The path to greatness isn't straight.....or easy.


I raced last week. No blog post. No race report. If you're on Strava, you know that I race pretty often. I don't always write about the races because I race pretty often. This is one (of many) advantages of doing sprint and olympic distance races: recovery is fast.

The race itself wasn't a big deal for me. I'd done more racing than normal. Race #1....two weeks later....Race #2.....two weeks later....Race #3.

I ain't gonna lie. I had goal for this race. I was hoping I'd punch my ticket to Nationals for 2017. I, also, knew it would be stretch. This would be my 3rd race in a month. We (Liz and I) did a great job on recovery for each race. Still, I've never done anything like this before.

Besides attempting to get my Nationals qualifier, my goal was to give everything I had.

I ended up up being first on the swim.

I was first on the bike.

I came in second.


We all know how I feel about that.


The reality is that I didn't really care that I came in second. I don't care about getting beat by a better athlete.
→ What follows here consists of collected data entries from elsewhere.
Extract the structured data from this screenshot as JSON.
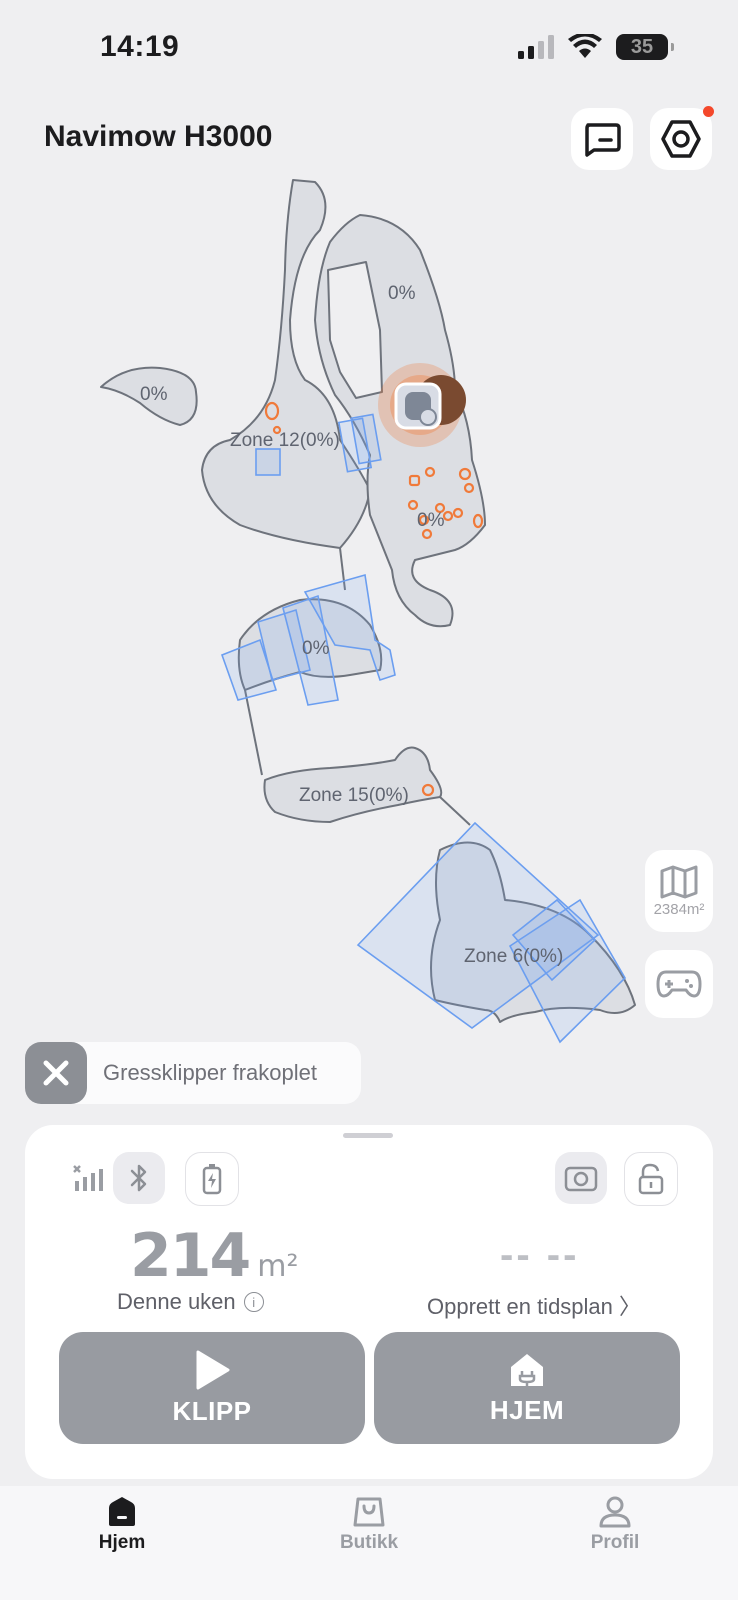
{
  "status_bar": {
    "time": "14:19",
    "battery": "35"
  },
  "header": {
    "title": "Navimow H3000"
  },
  "map": {
    "zone_labels": [
      "0%",
      "0%",
      "Zone 12(0%)",
      "0%",
      "0%",
      "Zone 15(0%)",
      "Zone 6(0%)"
    ],
    "area": "2384m²"
  },
  "toast": {
    "text": "Gressklipper frakoplet"
  },
  "panel": {
    "stat_value": "214",
    "stat_unit": "m²",
    "stat_label": "Denne uken",
    "schedule_value": "-- --",
    "schedule_label": "Opprett en tidsplan 〉",
    "mow_label": "KLIPP",
    "home_label": "HJEM"
  },
  "tabs": [
    {
      "label": "Hjem",
      "active": true
    },
    {
      "label": "Butikk",
      "active": false
    },
    {
      "label": "Profil",
      "active": false
    }
  ],
  "colors": {
    "accent_red": "#f4482b",
    "zone_blue": "#6b9ef0",
    "obstacle_orange": "#f07a3a"
  }
}
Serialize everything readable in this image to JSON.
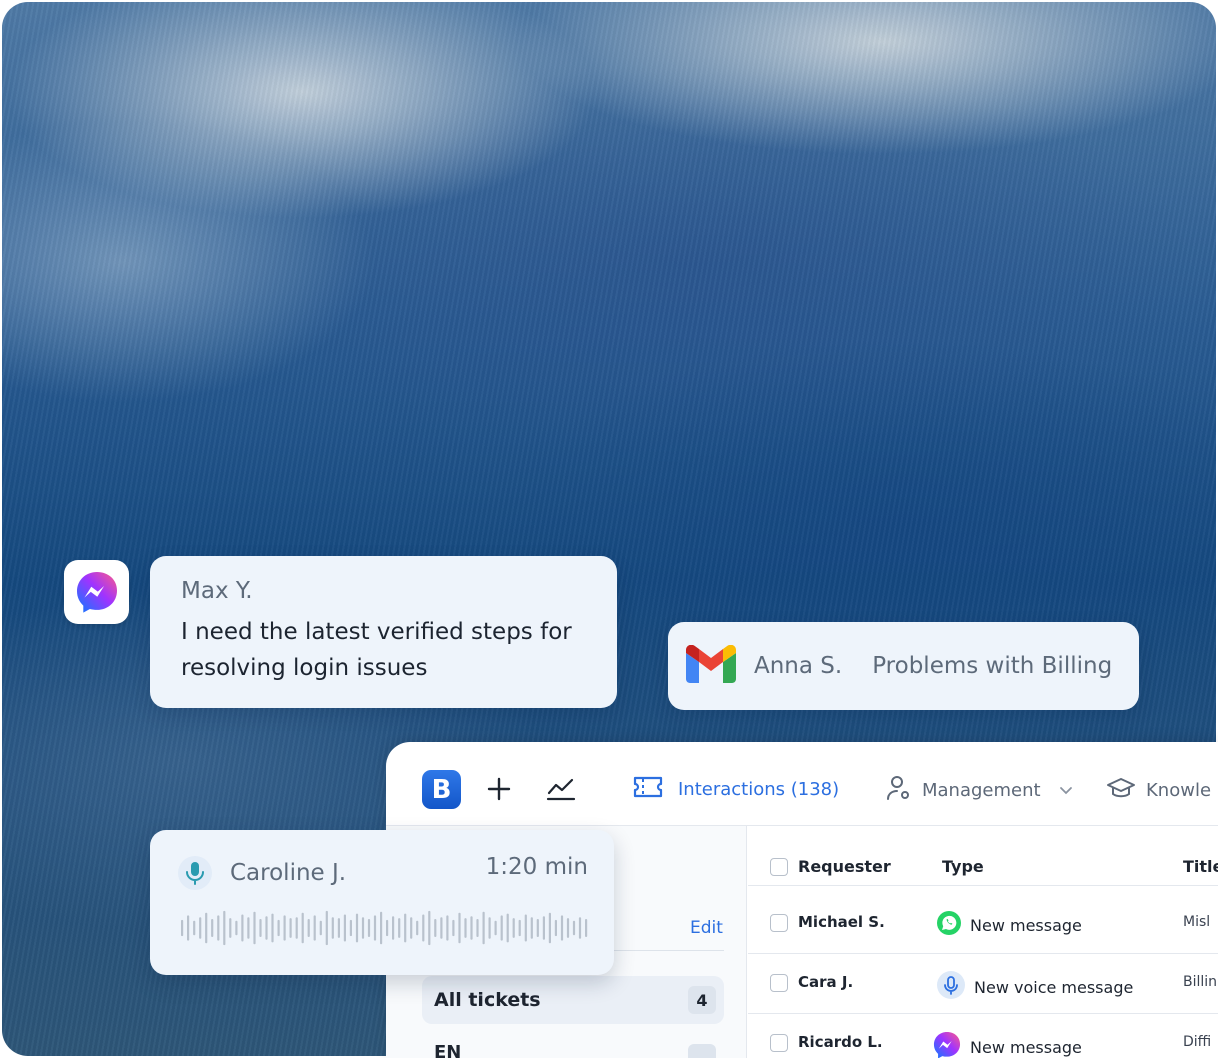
{
  "messenger_card": {
    "name": "Max Y.",
    "message": "I need the latest verified steps for resolving login issues"
  },
  "gmail_card": {
    "name": "Anna S.",
    "subject": "Problems with Billing"
  },
  "voice_card": {
    "name": "Caroline J.",
    "duration": "1:20 min",
    "waveform_levels": [
      0.45,
      0.7,
      0.4,
      0.6,
      0.85,
      0.5,
      0.7,
      0.95,
      0.55,
      0.4,
      0.75,
      0.6,
      0.9,
      0.5,
      0.65,
      0.8,
      0.45,
      0.7,
      0.55,
      0.6,
      0.85,
      0.5,
      0.7,
      0.4,
      0.95,
      0.6,
      0.55,
      0.75,
      0.45,
      0.8,
      0.6,
      0.5,
      0.7,
      0.9,
      0.45,
      0.65,
      0.55,
      0.8,
      0.6,
      0.4,
      0.75,
      0.95,
      0.5,
      0.6,
      0.7,
      0.45,
      0.85,
      0.55,
      0.65,
      0.5,
      0.9,
      0.6,
      0.4,
      0.7,
      0.8,
      0.55,
      0.45,
      0.75,
      0.6,
      0.5,
      0.65,
      0.85,
      0.45,
      0.7,
      0.55,
      0.4,
      0.6,
      0.5
    ]
  },
  "app": {
    "logo_letter": "B",
    "toolbar": {
      "interactions_label": "Interactions (138)",
      "management_label": "Management",
      "knowledge_label": "Knowle"
    },
    "sidebar": {
      "edit_label": "Edit",
      "all_tickets_label": "All tickets",
      "all_tickets_count": "4",
      "en_label": "EN"
    },
    "table": {
      "headers": {
        "requester": "Requester",
        "type": "Type",
        "title": "Title"
      },
      "rows": [
        {
          "requester": "Michael S.",
          "type": "New message",
          "type_icon": "whatsapp-icon",
          "title": "Misl"
        },
        {
          "requester": "Cara J.",
          "type": "New voice message",
          "type_icon": "mic-icon",
          "title": "Billin"
        },
        {
          "requester": "Ricardo L.",
          "type": "New message",
          "type_icon": "messenger-icon",
          "title": "Diffi"
        }
      ]
    }
  },
  "colors": {
    "accent": "#2c6fe0",
    "card_bg": "#eef4fb",
    "whatsapp": "#25d366"
  }
}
In this particular race, I was passed with only .25 miles left on the run. My legs were screaming at me to stop. When the woman passed me, I tried to keep up. I couldn't. She won, fair and square.

I came in second because I ran a pretty bad 5k, and I never once pushed through it.


This post is not meant to be a race report. It's about what happened afterward.

When the race finished, Liz and I talked in great depth. One of the things that I really appreciate about Liz is that she has worked with several coaches over the years. She has raced as a pro. She has raced at all distances as a top age grouper. 

There is not one other person that I know personally who can talk to me from the perspective of really truly understanding what it is like to race triathlon. She knows how to communicate this to me.

After the race, we talked.....and talked. We talked more about this race than Nationals.

I expressed my frustration not about holding my pace, but of not pushing through the pain in my legs. 

After I stopped being frustrated, we talked again. I casually mentioned that I didn't push through because I'd never experienced that level of pain before. 

I swam my best swim of the year. I rode my fastest bike. After years of Liz telling me, "In the sprint and oly, you either need to embrace the pain or ignore it better than anyone", I finally really understood what that meant.

I asked, "Can we duplicate those feelings in training?"

This past weekend, it happened again. She scheduled me for a very tough bike, followed by a tough run. The next day, she wanted me to run the fastest intervals I've ever run......finishing with 4 intervals at 6:45 pace.

I missed every single interval. At one point, I even stopped, trying to get my head wrapped around what I was trying to do. I started running again.

During the last 4 intervals, I realized that she did it. She put me into race day pain, and I failed again. 

I came up against pain, and I didn't push through again.

Now, I know. It's happened twice now. I could be upset. I'm not. I see this as the next step in my development. Pain tolerance is learned. I need time to learn it, to accept it and to excel through it.

When I shared my goals with Liz, I knew she was going to take me into a whole new world. A world she knows, OH too well, but one that I've never even visited. 

Like every other time, I'm going to work through this.

When I'm done I'm going to be even stronger than I was before.